Pour défendre les emplois locaux chez General Electric, pour l’avenir du territoire et pour celui de la filière énergétique en France, j’ai participé ce samedi à #Belfort à la manifestation aux côtés des salariés de GE. L’Etat doit intervenir ! #ge pic.twitter.com/WassqKmBeD
— Marie-Guite Dufay (@MarieGuiteDufay) October 24, 2020
"Ma responsabilité, c'est de tout faire pour que cette compétence, ce savoir-faire industriel reste, et pas de négocier le mieux possible pour qu'il y ait le moins d'emplois qui disparaissent", a-t-elle déclaré. "Il y a besoin que l'État sorte du bois et qu'il dise comment il voit l'avenir industriel à Belfort, avec ou sans General Electric".
Plusieurs dizaines d'élus du Nord Franche-Comté se sont mobilisés pour soutenir les salariés de General Electric. Pour Bastien Faudot, animateur national de la Gauche Républicaine et Socialiste (GRS) et élu de Belfort et du Territoire-de-Belfort, il s'agit de mettre en place "une vraie filière nationale de l'énergie"
La GRS était cet après-midi auprès des salariés Hydro de GE Belfort pour défendre leur emploi mais au-delà, pour promouvoir la reprise en main par la puissance publique d’une vraie filière nationale de l’énergie. pic.twitter.com/q7dVblJf9U
— Bastien Faudot (@bastienfaudot) October 24, 2020
Au son d'une fanfare et derrière des banderoles "GE tue l'hydro", le cortège a traversé le centre ville de Belfort en direction de la Préfecture. Une autre banderole adressait un "merci" ironique à Jérôme Pécresse, le directeur général de la branche énergie renouvelable du groupe et mari de Valérie Pécresse, présidente (Libres !) de la région Ile-de-France.

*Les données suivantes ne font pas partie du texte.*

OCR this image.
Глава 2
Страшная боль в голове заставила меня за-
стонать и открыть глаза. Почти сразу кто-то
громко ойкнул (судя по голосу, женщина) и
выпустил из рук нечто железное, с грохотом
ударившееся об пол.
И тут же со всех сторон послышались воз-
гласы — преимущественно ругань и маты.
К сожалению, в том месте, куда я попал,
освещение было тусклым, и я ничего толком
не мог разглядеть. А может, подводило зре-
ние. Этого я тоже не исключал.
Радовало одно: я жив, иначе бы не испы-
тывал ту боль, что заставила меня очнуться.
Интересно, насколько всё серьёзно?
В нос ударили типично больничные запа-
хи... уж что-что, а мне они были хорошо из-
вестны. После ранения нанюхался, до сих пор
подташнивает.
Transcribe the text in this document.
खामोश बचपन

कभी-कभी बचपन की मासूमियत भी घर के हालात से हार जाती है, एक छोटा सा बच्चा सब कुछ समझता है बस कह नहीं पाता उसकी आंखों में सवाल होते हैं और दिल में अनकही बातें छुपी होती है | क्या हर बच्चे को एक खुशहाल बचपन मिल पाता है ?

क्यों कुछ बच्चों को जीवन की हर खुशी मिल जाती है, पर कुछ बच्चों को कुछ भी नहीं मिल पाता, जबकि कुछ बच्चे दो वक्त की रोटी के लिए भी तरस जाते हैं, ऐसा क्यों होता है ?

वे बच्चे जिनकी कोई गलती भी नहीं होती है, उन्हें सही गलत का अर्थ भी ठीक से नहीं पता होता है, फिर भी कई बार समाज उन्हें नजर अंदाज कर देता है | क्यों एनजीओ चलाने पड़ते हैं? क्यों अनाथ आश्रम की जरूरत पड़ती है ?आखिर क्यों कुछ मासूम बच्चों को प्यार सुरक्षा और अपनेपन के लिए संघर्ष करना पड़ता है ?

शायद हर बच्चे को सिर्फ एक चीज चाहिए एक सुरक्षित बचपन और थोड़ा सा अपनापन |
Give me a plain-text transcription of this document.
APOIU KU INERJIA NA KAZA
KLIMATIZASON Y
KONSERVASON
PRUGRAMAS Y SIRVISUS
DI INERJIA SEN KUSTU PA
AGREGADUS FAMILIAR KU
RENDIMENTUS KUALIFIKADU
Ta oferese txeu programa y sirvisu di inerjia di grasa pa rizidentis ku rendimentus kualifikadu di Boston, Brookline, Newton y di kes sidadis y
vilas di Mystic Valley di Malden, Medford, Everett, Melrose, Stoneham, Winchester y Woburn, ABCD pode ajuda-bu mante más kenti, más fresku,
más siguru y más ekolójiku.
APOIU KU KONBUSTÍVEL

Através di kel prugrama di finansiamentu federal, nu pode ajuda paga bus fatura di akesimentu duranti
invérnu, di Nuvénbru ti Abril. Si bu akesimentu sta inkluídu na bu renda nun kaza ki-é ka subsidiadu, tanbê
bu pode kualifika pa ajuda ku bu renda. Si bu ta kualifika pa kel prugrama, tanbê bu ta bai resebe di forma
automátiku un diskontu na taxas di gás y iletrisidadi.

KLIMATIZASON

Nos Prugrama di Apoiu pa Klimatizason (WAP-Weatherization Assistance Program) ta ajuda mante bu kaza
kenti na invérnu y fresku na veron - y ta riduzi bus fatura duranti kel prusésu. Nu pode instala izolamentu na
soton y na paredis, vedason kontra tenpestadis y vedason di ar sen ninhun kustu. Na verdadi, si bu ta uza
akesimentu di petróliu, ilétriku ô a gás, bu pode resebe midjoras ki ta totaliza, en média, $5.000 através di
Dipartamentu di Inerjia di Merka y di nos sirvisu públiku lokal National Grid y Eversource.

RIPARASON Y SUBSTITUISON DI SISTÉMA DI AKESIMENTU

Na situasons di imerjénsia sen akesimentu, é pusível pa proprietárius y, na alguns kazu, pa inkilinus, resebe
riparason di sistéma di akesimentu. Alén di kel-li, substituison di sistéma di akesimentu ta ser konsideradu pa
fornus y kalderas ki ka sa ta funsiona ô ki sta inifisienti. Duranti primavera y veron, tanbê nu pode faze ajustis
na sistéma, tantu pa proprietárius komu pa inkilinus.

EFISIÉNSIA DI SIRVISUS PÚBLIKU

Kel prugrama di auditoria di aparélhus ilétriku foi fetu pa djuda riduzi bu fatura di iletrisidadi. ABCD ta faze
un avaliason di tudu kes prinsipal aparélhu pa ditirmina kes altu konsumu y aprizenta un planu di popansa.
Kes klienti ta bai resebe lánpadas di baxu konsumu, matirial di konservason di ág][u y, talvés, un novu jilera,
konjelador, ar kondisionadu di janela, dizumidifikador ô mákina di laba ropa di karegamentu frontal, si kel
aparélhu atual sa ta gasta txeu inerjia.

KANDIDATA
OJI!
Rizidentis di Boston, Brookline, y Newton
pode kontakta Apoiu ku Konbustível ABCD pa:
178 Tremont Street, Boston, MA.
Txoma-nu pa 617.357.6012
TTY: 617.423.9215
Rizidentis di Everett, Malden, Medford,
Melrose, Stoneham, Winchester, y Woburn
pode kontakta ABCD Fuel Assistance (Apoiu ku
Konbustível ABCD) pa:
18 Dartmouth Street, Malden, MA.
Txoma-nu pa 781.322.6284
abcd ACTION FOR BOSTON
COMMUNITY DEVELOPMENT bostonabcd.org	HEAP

Une délégation de responsables syndicaux devait être reçue par les services de l'Etat.
Dans la foule, les salariés d'autres entreprises et de nombreux habitants ont apporté leur soutien aux employés de General Electric. "C'est important pour le bassin d'emploi que tous les salariés soient présents", a jugé Laurent Oechsel, délégué syndical central CFE-CGC pour le groupe PSA, venu de Sochaux, à une vingtaine de kilomètres. "Si General Electric s'en va, ça fait un gros déséquilibre dans la région, notamment pour les fournisseurs et les sous-traitants". Laura Jumenez, elle, est venue avec son compagnon, et son fils de 2 dans la poussette. "C'est un enjeu qui concerne toute la ville", assure la trentenaire, qui travaille à la Sécurité sociale. "Les difficultés des entreprises, ça impacte aussi tout le système de solidarité derrière, ce n'est pas un problème isolé".
Cette mobilisation n'a tout de même pas réuni le nombre de personnes escompté par les syndicats. Le 22 juin 2019, Entre 5.000 et 8.000 personnes avaient défilé à Belfort contre la suppression de 1.050 emplois en France, annoncée fin mai par le groupe industriel. 800 emplois étaient concernés dans l'entité belfortaine produisant des turbines à gaz soit près de la moitié des effectif de cette branche de General Electric. C'est la 3ème fois en 18 mois qu'un appel à manifester était lancé à la population par la plupart des syndicats de GE.